Türkan Hanım Tankut Bey’i aldatmamıştır. Çünkü Tankut’un en yakın arkadaşı (Ceyda’nın gerçek babası) Kaya ile olan ilişkisi onlar evlenmeden kısa bir süre önce olmuştur. Buna aldatmak mı denir ya hu! Ve gözyaşları içinde Türkan, Tankut’a der ki: “Ceyda’nın babası sensin Tankuut! O ilk önce sana “BABA” demedi mii! Bezi olmadığı günler senin kucağına pislemedi miii? İlk adımlarını sana doğru attı! Öğrendiği her şeyi senden öğrendiii.. O senin kızııınn!” (Sen de aklınla bin yaşa Türkan! Bilgili kadın diye buna derim ben!)

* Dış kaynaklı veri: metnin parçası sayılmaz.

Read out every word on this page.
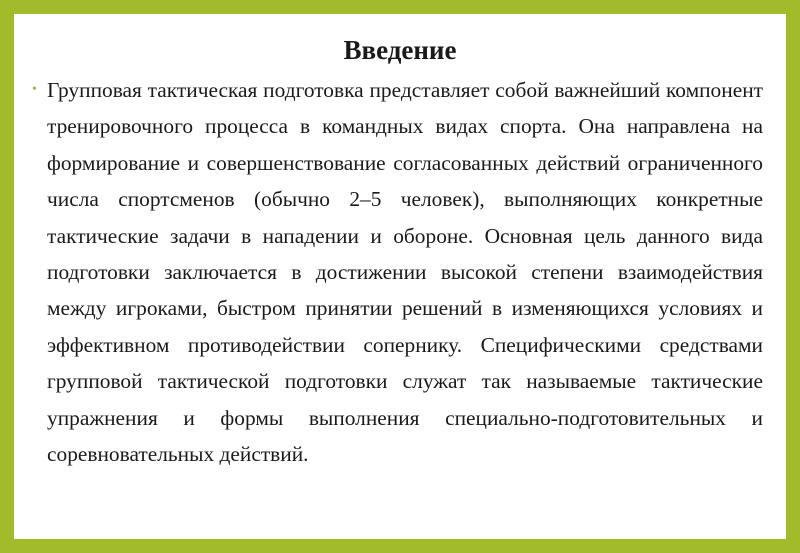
Введение
• Групповая тактическая подготовка представляет собой важнейший компонент тренировочного процесса в командных видах спорта. Она направлена на формирование и совершенствование согласованных действий ограниченного числа спортсменов (обычно 2–5 человек), выполняющих конкретные тактические задачи в нападении и обороне. Основная цель данного вида подготовки заключается в достижении высокой степени взаимодействия между игроками, быстром принятии решений в изменяющихся условиях и эффективном противодействии сопернику. Специфическими средствами групповой тактической подготовки служат так называемые тактические упражнения и формы выполнения специально-подготовительных и соревновательных действий.
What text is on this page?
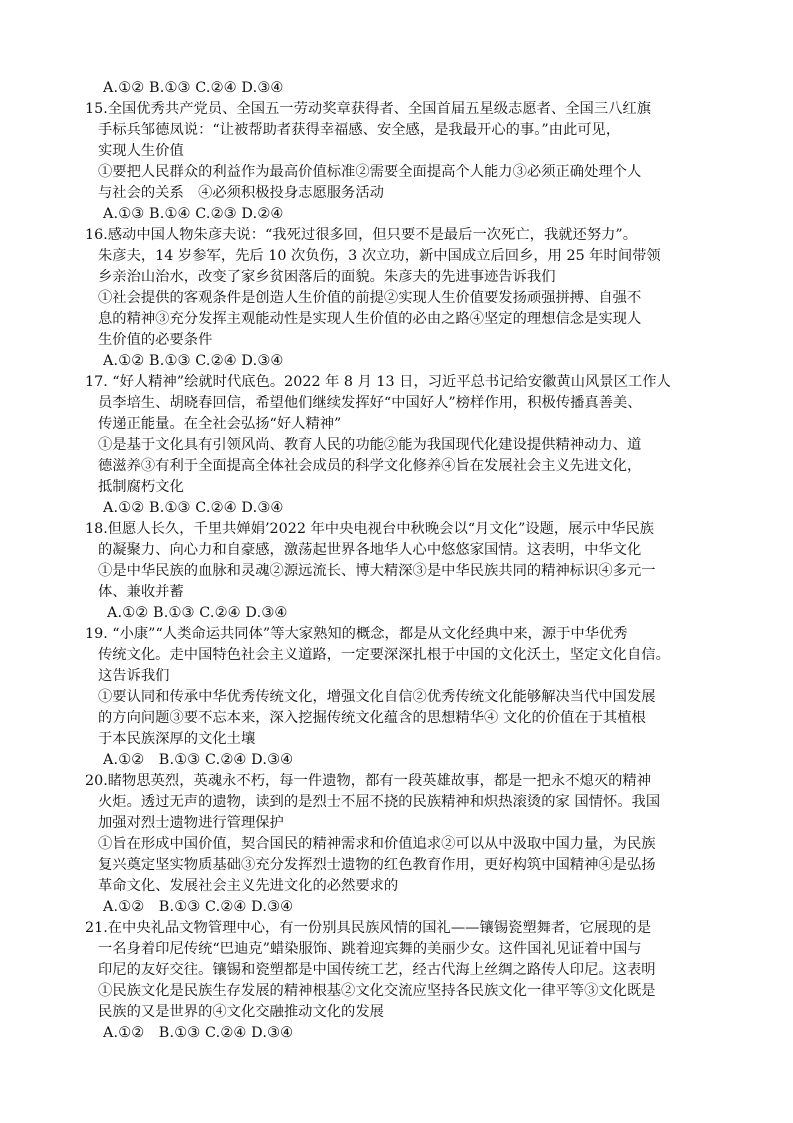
A.①② B.①③ C.②④ D.③④
15.全国优秀共产党员、全国五一劳动奖章获得者、全国首届五星级志愿者、全国三八红旗
手标兵邹德凤说：“让被帮助者获得幸福感、安全感，是我最开心的事。”由此可见，
实现人生价值
①要把人民群众的利益作为最高价值标准②需要全面提高个人能力③必须正确处理个人
与社会的关系　④必须积极投身志愿服务活动
A.①③ B.①④ C.②③ D.②④
16.感动中国人物朱彦夫说：“我死过很多回，但只要不是最后一次死亡，我就还努力”。
朱彦夫，14 岁参军，先后 10 次负伤，3 次立功，新中国成立后回乡，用 25 年时间带领
乡亲治山治水，改变了家乡贫困落后的面貌。朱彦夫的先进事迹告诉我们
①社会提供的客观条件是创造人生价值的前提②实现人生价值要发扬顽强拼搏、自强不
息的精神③充分发挥主观能动性是实现人生价值的必由之路④坚定的理想信念是实现人
生价值的必要条件
A.①② B.①③ C.②④ D.③④
17. “好人精神”绘就时代底色。2022 年 8 月 13 日，习近平总书记给安徽黄山风景区工作人
员李培生、胡晓春回信，希望他们继续发挥好“中国好人”榜样作用，积极传播真善美、
传递正能量。在全社会弘扬“好人精神”
①是基于文化具有引领风尚、教育人民的功能②能为我国现代化建设提供精神动力、道
德滋养③有利于全面提高全体社会成员的科学文化修养④旨在发展社会主义先进文化，
抵制腐朽文化
A.①② B.①③ C.②④ D.③④
18.但愿人长久，千里共婵娟’2022 年中央电视台中秋晚会以“月文化”设题，展示中华民族
的凝聚力、向心力和自豪感，激荡起世界各地华人心中悠悠家国情。这表明，中华文化
①是中华民族的血脉和灵魂②源远流长、博大精深③是中华民族共同的精神标识④多元一
体、兼收并蓄
A.①② B.①③ C.②④ D.③④
19. “小康”“人类命运共同体”等大家熟知的概念，都是从文化经典中来，源于中华优秀
传统文化。走中国特色社会主义道路，一定要深深扎根于中国的文化沃土，坚定文化自信。
这告诉我们
①要认同和传承中华优秀传统文化，增强文化自信②优秀传统文化能够解决当代中国发展
的方向问题③要不忘本来，深入挖掘传统文化蕴含的思想精华④ 文化的价值在于其植根
于本民族深厚的文化土壤
A.①②　B.①③ C.②④ D.③④
20.睹物思英烈，英魂永不朽，每一件遗物，都有一段英雄故事，都是一把永不熄灭的精神
火炬。透过无声的遗物，读到的是烈士不屈不挠的民族精神和炽热滚烫的家 国情怀。我国
加强对烈士遗物进行管理保护
①旨在形成中国价值，契合国民的精神需求和价值追求②可以从中汲取中国力量，为民族
复兴奠定坚实物质基础③充分发挥烈士遗物的红色教育作用，更好构筑中国精神④是弘扬
革命文化、发展社会主义先进文化的必然要求的
A.①②　B.①③ C.②④ D.③④
21.在中央礼品文物管理中心，有一份别具民族风情的国礼——镶锡瓷塑舞者，它展现的是
一名身着印尼传统“巴迪克”蜡染服饰、跳着迎宾舞的美丽少女。这件国礼见证着中国与
印尼的友好交往。镶锡和瓷塑都是中国传统工艺，经古代海上丝绸之路传人印尼。这表明
①民族文化是民族生存发展的精神根基②文化交流应坚持各民族文化一律平等③文化既是
民族的又是世界的④文化交融推动文化的发展
A.①②　B.①③ C.②④ D.③④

Anlattıklarım size biraz uçuk kaçık gelse de bu senaryo batılı hayat anlayışına cuk diye oturuyor. Çünkü yapılan istatistiklere göre bazı Avrupa ülkelerinde doğan çocukların yaklaşık %30 u evlilik ilişkisi dışında dünyaya geliyormuş… İsimleri Türkçeleştirerek anlatım yapmamızdan belki bazı okurlarımız rahatsızlık duyabilirler. Hatta belki konuyu ve ele alınış tarzını, kullanılan kelimeleri biraz pespaye bulanlar bile olabilir.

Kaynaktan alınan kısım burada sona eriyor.